Tuesday, November 3, 2009

Pesticide study controversy at EPA

The EPA has started requiring increased testing and analysis of various pesticides, including testing of the effects on the endocrine system of various chemicals used in herbicides and insecticides. According to Steve Owens, the assistant administrator of the Office of Prevention, Pesticides, and Toxic Substances, “After years of delay, EPA is aggressively moving forward by ordering the testing of a number of pesticide chemicals for hormone effects. These new data will be carefully evaluated to help identify potential hormone disruptor chemicals.”

The human endocrine system regulates hormone production, which impacts growth, metabolism, and reproduction. For all you'll probably ever want to know about it, click here.

The EPA has released a testing schedule for information from manufacturers of 67 chemicals over the next four months. It intends to use this information as a jumping-off point to determine if further testing of these chemicals is necessary. The testing, which will take place through the Endocrine Disruptor Screening Program, will eventually expand to include all pesticide chemicals.
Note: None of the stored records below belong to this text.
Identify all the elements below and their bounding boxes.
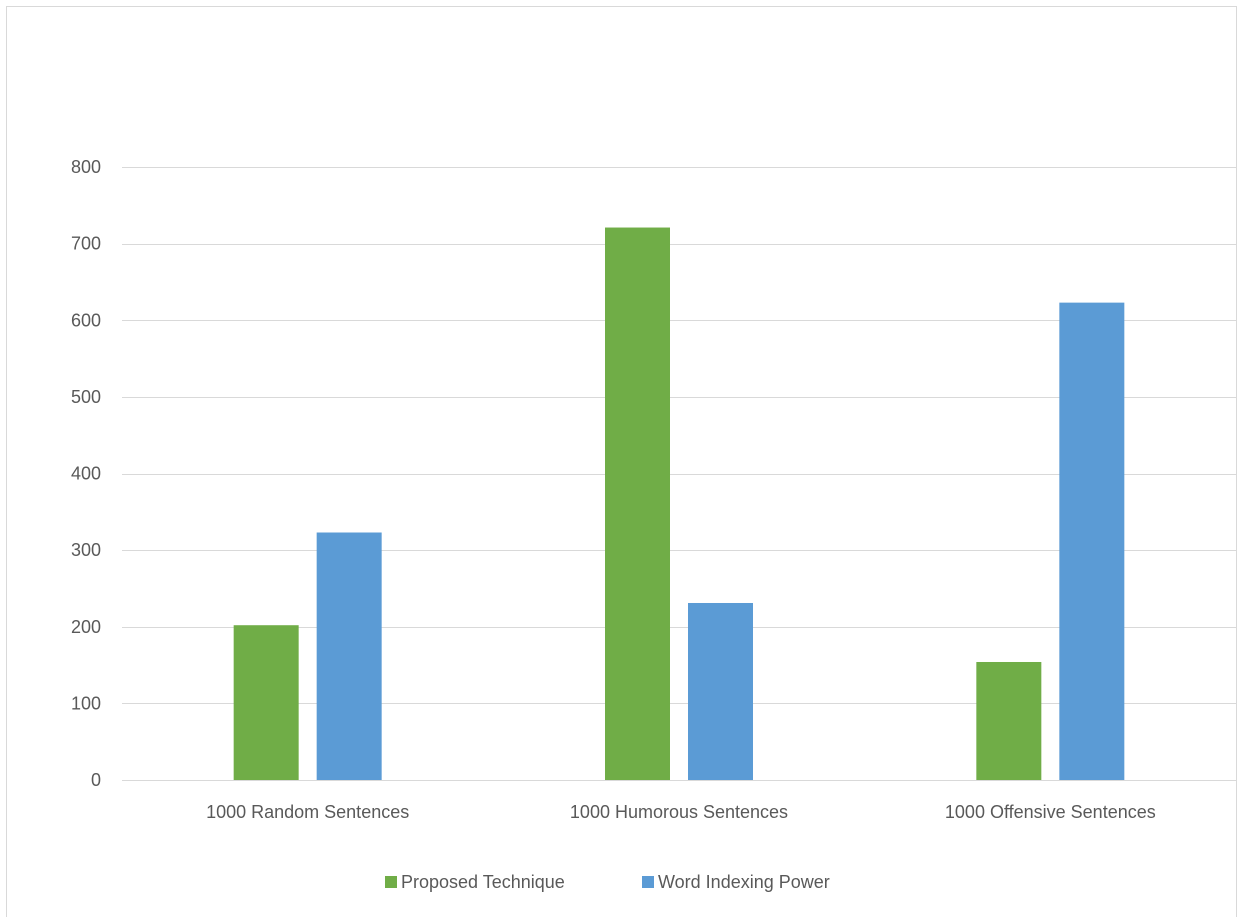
gridlines [122,167,1236,781]
legend-label: Proposed Technique [401,872,565,892]
y-tick-label: 200 [71,617,101,637]
y-tick-label: 100 [71,693,101,713]
y-tick-label: 700 [71,234,101,254]
bar-word-indexing-power-1 [316,532,382,780]
legend: Proposed Technique Word Indexing Power [385,872,830,892]
bar-proposed-technique-1 [233,625,299,780]
y-tick-label: 400 [71,464,101,484]
y-tick-label: 800 [71,157,101,177]
bars [233,227,1125,780]
bar-proposed-technique-3 [976,661,1042,780]
bar-proposed-technique-2 [605,227,670,780]
bar-word-indexing-power-3 [1059,302,1125,780]
legend-swatch-proposed-technique [385,876,397,888]
legend-label: Word Indexing Power [658,872,830,892]
y-axis-tick-labels: 0 100 200 300 400 500 600 700 800 [71,157,101,790]
x-axis-tick-labels: 1000 Random Sentences 1000 Humorous Sente… [206,802,1156,822]
x-tick-label: 1000 Random Sentences [206,802,409,822]
y-tick-label: 0 [91,770,101,790]
x-tick-label: 1000 Humorous Sentences [570,802,788,822]
y-tick-label: 600 [71,310,101,330]
y-tick-label: 500 [71,387,101,407]
y-tick-label: 300 [71,540,101,560]
x-tick-label: 1000 Offensive Sentences [945,802,1156,822]
legend-swatch-word-indexing-power [642,876,654,888]
chart-frame [6,6,1237,917]
bar-word-indexing-power-2 [688,602,753,780]
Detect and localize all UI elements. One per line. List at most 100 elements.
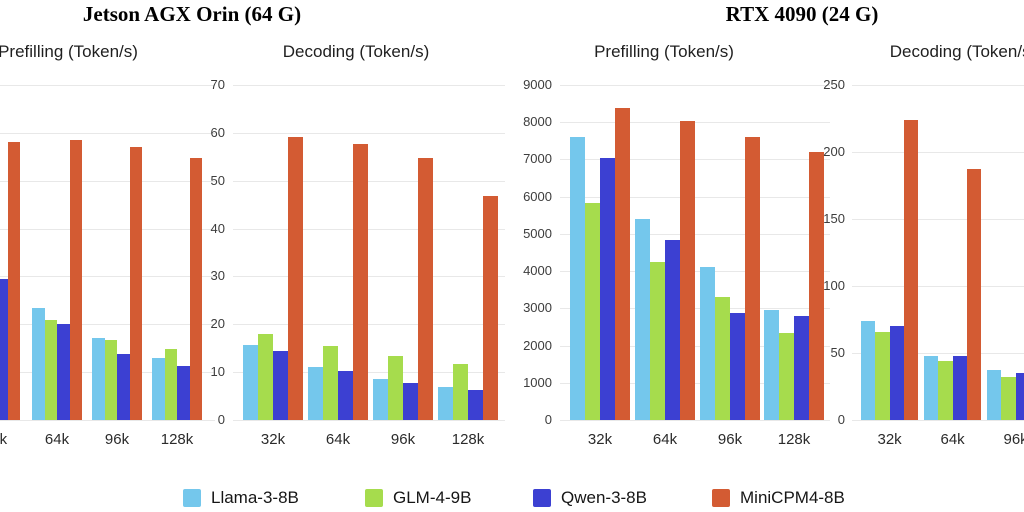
gridline — [0, 420, 215, 421]
x-axis-category-label: 96k — [717, 431, 743, 448]
y-axis-tick-label: 7000 — [523, 151, 552, 166]
bar-Llama-3-8B-128k — [438, 386, 453, 420]
bar-GLM-4-9B-96k — [388, 355, 403, 420]
y-axis-tick-label: 150 — [823, 211, 845, 226]
x-axis-category-label: 96k — [1003, 431, 1024, 448]
gridline — [560, 85, 830, 86]
gridline — [560, 122, 830, 123]
x-axis-category-label: 96k — [104, 431, 130, 448]
gridline — [0, 85, 215, 86]
bar-Qwen-3-8B-64k — [952, 355, 967, 420]
gridline — [233, 181, 505, 182]
bar-MiniCPM4-8B-32k — [288, 136, 303, 420]
gridline — [852, 353, 1024, 354]
y-axis-tick-label: 3000 — [523, 300, 552, 315]
y-axis-tick-label: 50 — [830, 345, 845, 360]
legend-label: MiniCPM4-8B — [740, 488, 845, 507]
y-axis-tick-label: 9000 — [523, 77, 552, 92]
glm-color-swatch — [365, 489, 383, 507]
y-axis-tick-label: 100 — [823, 278, 845, 293]
bar-GLM-4-9B-96k — [1001, 377, 1016, 420]
bar-MiniCPM4-8B-64k — [966, 169, 982, 420]
y-axis-tick-label: 2000 — [523, 338, 552, 353]
bar-GLM-4-9B-32k — [585, 202, 600, 420]
x-axis-category-label: 96k — [390, 431, 416, 448]
llama-color-swatch — [183, 489, 201, 507]
gridline — [233, 133, 505, 134]
y-axis-tick-label: 5000 — [523, 226, 552, 241]
bar-Qwen-3-8B-128k — [468, 389, 483, 420]
bar-Llama-3-8B-32k — [861, 320, 876, 420]
gridline — [560, 159, 830, 160]
gridline — [560, 420, 830, 421]
bar-MiniCPM4-8B-64k — [353, 143, 368, 420]
bar-Qwen-3-8B-64k — [57, 324, 70, 420]
legend-item-minicpm: MiniCPM4-8B — [712, 488, 845, 508]
bar-Qwen-3-8B-96k — [1015, 373, 1024, 420]
bar-GLM-4-9B-96k — [715, 297, 730, 420]
bar-MiniCPM4-8B-32k — [7, 142, 20, 420]
bar-Llama-3-8B-96k — [373, 378, 388, 420]
y-axis-tick-label: 0 — [837, 412, 845, 427]
bar-Qwen-3-8B-128k — [177, 366, 190, 420]
bar-Llama-3-8B-96k — [92, 337, 105, 420]
x-axis-category-label: 64k — [325, 431, 351, 448]
bar-Llama-3-8B-64k — [924, 355, 939, 420]
gridline — [0, 229, 215, 230]
bar-Qwen-3-8B-96k — [403, 382, 418, 420]
bar-Qwen-3-8B-64k — [338, 370, 353, 420]
bar-MiniCPM4-8B-96k — [129, 147, 142, 420]
bar-Llama-3-8B-64k — [635, 219, 650, 420]
y-axis-tick-label: 20 — [210, 316, 225, 331]
x-axis-category-label: 64k — [44, 431, 70, 448]
gridline — [560, 346, 830, 347]
legend-label: Qwen-3-8B — [561, 488, 647, 507]
gridline — [852, 219, 1024, 220]
y-axis-tick-label: 0 — [217, 412, 225, 427]
legend-item-llama: Llama-3-8B — [183, 488, 299, 508]
bar-Llama-3-8B-32k — [570, 137, 585, 420]
x-axis-category-label: 32k — [0, 431, 8, 448]
y-axis-tick-label: 1000 — [523, 375, 552, 390]
gridline — [233, 372, 505, 373]
minicpm-color-swatch — [712, 489, 730, 507]
bar-MiniCPM4-8B-64k — [680, 120, 695, 420]
gridline — [0, 276, 215, 277]
bar-GLM-4-9B-96k — [104, 339, 117, 420]
bar-GLM-4-9B-32k — [875, 331, 890, 420]
bar-Qwen-3-8B-32k — [273, 350, 288, 420]
bar-GLM-4-9B-128k — [779, 333, 794, 420]
gridline — [233, 420, 505, 421]
gridline — [852, 85, 1024, 86]
bar-Qwen-3-8B-32k — [600, 158, 615, 420]
y-axis-tick-label: 70 — [210, 77, 225, 92]
x-axis-category-label: 128k — [777, 431, 811, 448]
x-axis-category-label: 32k — [587, 431, 613, 448]
bar-GLM-4-9B-64k — [323, 346, 338, 420]
gridline — [560, 271, 830, 272]
gridline — [560, 197, 830, 198]
bar-GLM-4-9B-64k — [650, 262, 665, 420]
bar-GLM-4-9B-32k — [258, 333, 273, 420]
bar-GLM-4-9B-128k — [164, 349, 177, 420]
y-axis-tick-label: 40 — [210, 221, 225, 236]
bar-MiniCPM4-8B-128k — [809, 151, 824, 420]
panel-title-jetson-prefilling: Prefilling (Token/s) — [0, 42, 138, 61]
x-axis-category-label: 128k — [160, 431, 194, 448]
y-axis-tick-label: 60 — [210, 125, 225, 140]
x-axis-category-label: 32k — [260, 431, 286, 448]
y-axis-tick-label: 4000 — [523, 263, 552, 278]
bar-MiniCPM4-8B-96k — [418, 157, 433, 420]
legend-label: GLM-4-9B — [393, 488, 472, 507]
gridline — [233, 324, 505, 325]
chart-legend: Llama-3-8B GLM-4-9B Qwen-3-8B MiniCPM4-8… — [0, 488, 1024, 508]
bar-Llama-3-8B-96k — [987, 370, 1002, 420]
x-axis-category-label: 64k — [652, 431, 678, 448]
bar-Llama-3-8B-32k — [243, 345, 258, 420]
gridline — [852, 152, 1024, 153]
legend-item-qwen: Qwen-3-8B — [533, 488, 647, 508]
bar-Llama-3-8B-128k — [152, 357, 165, 420]
legend-item-glm: GLM-4-9B — [365, 488, 471, 508]
bar-GLM-4-9B-64k — [938, 361, 953, 420]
Here's the controversy, though - should manufacturer data really be used as the basis for determining if further study is necessary?

The Office of Management and Budget has issued an order allowing for the results of old industry studies to be substituted for new studies on the impacts of pesticide use on the human endocrine system. Over the course of the last decade, more than 1000 studies have been conducted on the impacts of pesticides on the endocrine system, but some scientists fear that this order may undermine the ability of those scientists to get their results into EPA considerations for possible regulation of the industry.

The EPA claims that a good scientist will be able to tell from the structure of the studies whether or not they're credible. The critical issue here, however, is not that the industry studies will be used at all, but the fact that they will be used in lieu of new studies from (presumably) neutral parties.